Miscommunication Among Data Managers, Biostatisticians, and Programmers is Common, but Avoidable

Miscommunication is Common, but Avoidable

The quality of pharmaceutical research depends on many things, not least the biometrics of the study — that holy trinity of clinical data capture, manipulation, and reporting. When the interplay among those three functions goes smoothly, it’s a little like watching the graceful execution of a relay race. Communication is smooth; the baton handoffs are flawless; and each runner plays a different, yet critical, role in the journey to the finish line: the delivery of a clear, concise, and compelling New Drug Application to the FDA.

But too often the reality is quite different. The runners — the data managers, the biostatisticians, and the programmers— may not function as a well-oiled team and there are good reasons for that. Although they all have some familiarity with each other’s worlds, they come from very different backgrounds. They’re educated and trained differently and communicate in jargon that may be unfamiliar to one another. And in some companies, the three functions come under different organizational structures, exacerbating the disconnects.

Miscommunication Pitfalls

It’s no surprise that miscommunications often occur, resulting in lost time, needless spending, and lots of rework. And as drug trials have become increasingly complex and the race to market ever swifter, the smooth operation of the biometrics function is absolutely critical.

Here is just a sampling of some of the most common ways these communication breakdowns occur:

  • The statistician lives and breathes numbers; the data manager does not. Unfortunately, statisticians are not typically trained to communicate complex mathematical concepts to non-statisticians. Yet in order to make sure the data manager is capturing the right data points, the communication needs to be clear, jargon-less, and detailed. That being said, miscommunication is often a two-way street and data managers have to shoulder some of the responsibility. The best data managers are highly inquisitive: they ask the pointed questions that elicit the critical specifics from statisticians about their data needs.
  • When data is extracted from the electronic data capture (EDC) system and sent to the SAS programmers for analysis, it’s not uncommon for errors to occur.  The data may be in a format that’s unusable, key variables may be  mislabeled, or vital data points like the time samples were taken have gone missing. This typically occurs when programmers haven’t been consulted during the creation of the EDC, and the system hasn’t taken the needs of the programming function into account.
  • Expect the unexpected when it comes to clinical data: missing data points, protocol deviations, and incorrect data values. Without early and continual communication among the data managers, statisticians, and programmers about how to handle unclean data, lots of rework will be required. Organizations need a good remediation plan from the get-go.
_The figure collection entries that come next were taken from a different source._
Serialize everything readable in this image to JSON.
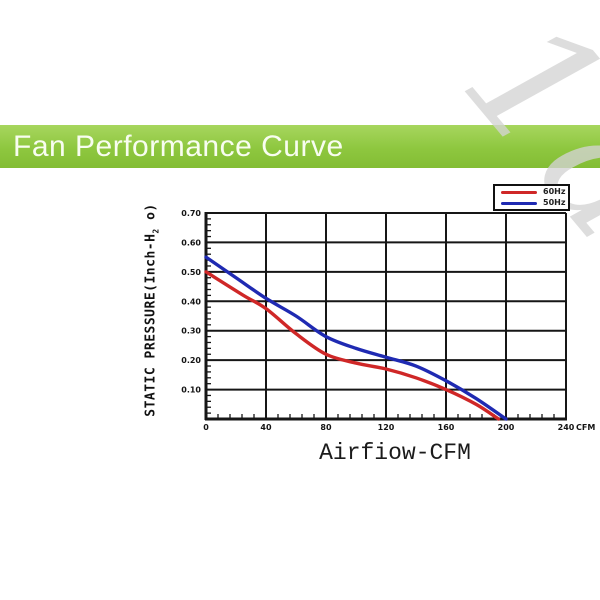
{
  "header": {
    "title": "Fan Performance Curve",
    "background_color": "#8ec73f",
    "title_color": "#f8fdf0"
  },
  "watermark": {
    "text": "1a"
  },
  "chart_data": {
    "type": "line",
    "title": "Fan Performance Curve",
    "xlabel": "Airfiow-CFM",
    "ylabel": "STATIC PRESSURE(Inch-H2 o)",
    "ylabel_parts": {
      "prefix": "STATIC PRESSURE(Inch-H",
      "sub": "2",
      "suffix": " o)"
    },
    "x_unit": "CFM",
    "xlim": [
      0,
      240
    ],
    "ylim": [
      0,
      0.7
    ],
    "x_ticks": [
      0,
      40,
      80,
      120,
      160,
      200,
      240
    ],
    "y_ticks": [
      0.1,
      0.2,
      0.3,
      0.4,
      0.5,
      0.6,
      0.7
    ],
    "x_minor_step": 8,
    "y_minor_step": 0.02,
    "grid": true,
    "grid_color": "#161616",
    "legend_position": "top-right",
    "series": [
      {
        "name": "60Hz",
        "color": "#cf2727",
        "points": [
          [
            0,
            0.5
          ],
          [
            25,
            0.42
          ],
          [
            40,
            0.375
          ],
          [
            60,
            0.29
          ],
          [
            80,
            0.22
          ],
          [
            100,
            0.19
          ],
          [
            120,
            0.17
          ],
          [
            140,
            0.14
          ],
          [
            160,
            0.1
          ],
          [
            180,
            0.05
          ],
          [
            195,
            0.0
          ]
        ]
      },
      {
        "name": "50Hz",
        "color": "#1f2ab2",
        "points": [
          [
            0,
            0.55
          ],
          [
            20,
            0.48
          ],
          [
            40,
            0.41
          ],
          [
            60,
            0.35
          ],
          [
            80,
            0.28
          ],
          [
            100,
            0.24
          ],
          [
            120,
            0.21
          ],
          [
            140,
            0.18
          ],
          [
            160,
            0.13
          ],
          [
            180,
            0.07
          ],
          [
            200,
            0.0
          ]
        ]
      }
    ]
  }
}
Communication Best Practices

How does an organization avoid these communication pitfalls? Treximo’s clinical data science group has seen it all, and then some. Here are a few of the best practices we’ve developed during our years of working with sponsors:

  • Communication among data managers, statisticians, and programmers must occur early in the study and be continual. It’s incumbent on each to keep the others apprised of their needs in order to avoid incorrect assumptions that result in costly rework.
  • Keep the three functions in one division. If they all report to the same person, that person has a clear understanding of the data vision, the interplay among the three functions, and each person’s pain points. The supervisor can flag issues early and is able to easily facilitate communication among the three. This straightforward reporting structure improves accountability immensely.
  • Train all three team members to keep it simple: every meeting we conduct begins with the goal of the meeting, for example, the design of the EDC tool. Then each person states clearly what he or she needs to accomplish that goal. The side benefit of enforcing clarity is that it enables the data managers, statisticians, and programmers to learn a lot about the other person’s function, which makes them better at their own jobs.

Miscommunication happens to even the best of teams. It takes thoughtful planning to recognize where these breakdowns might happen and implement best practices to safeguard against them.  Once things start clicking, your NDA will be off to the races.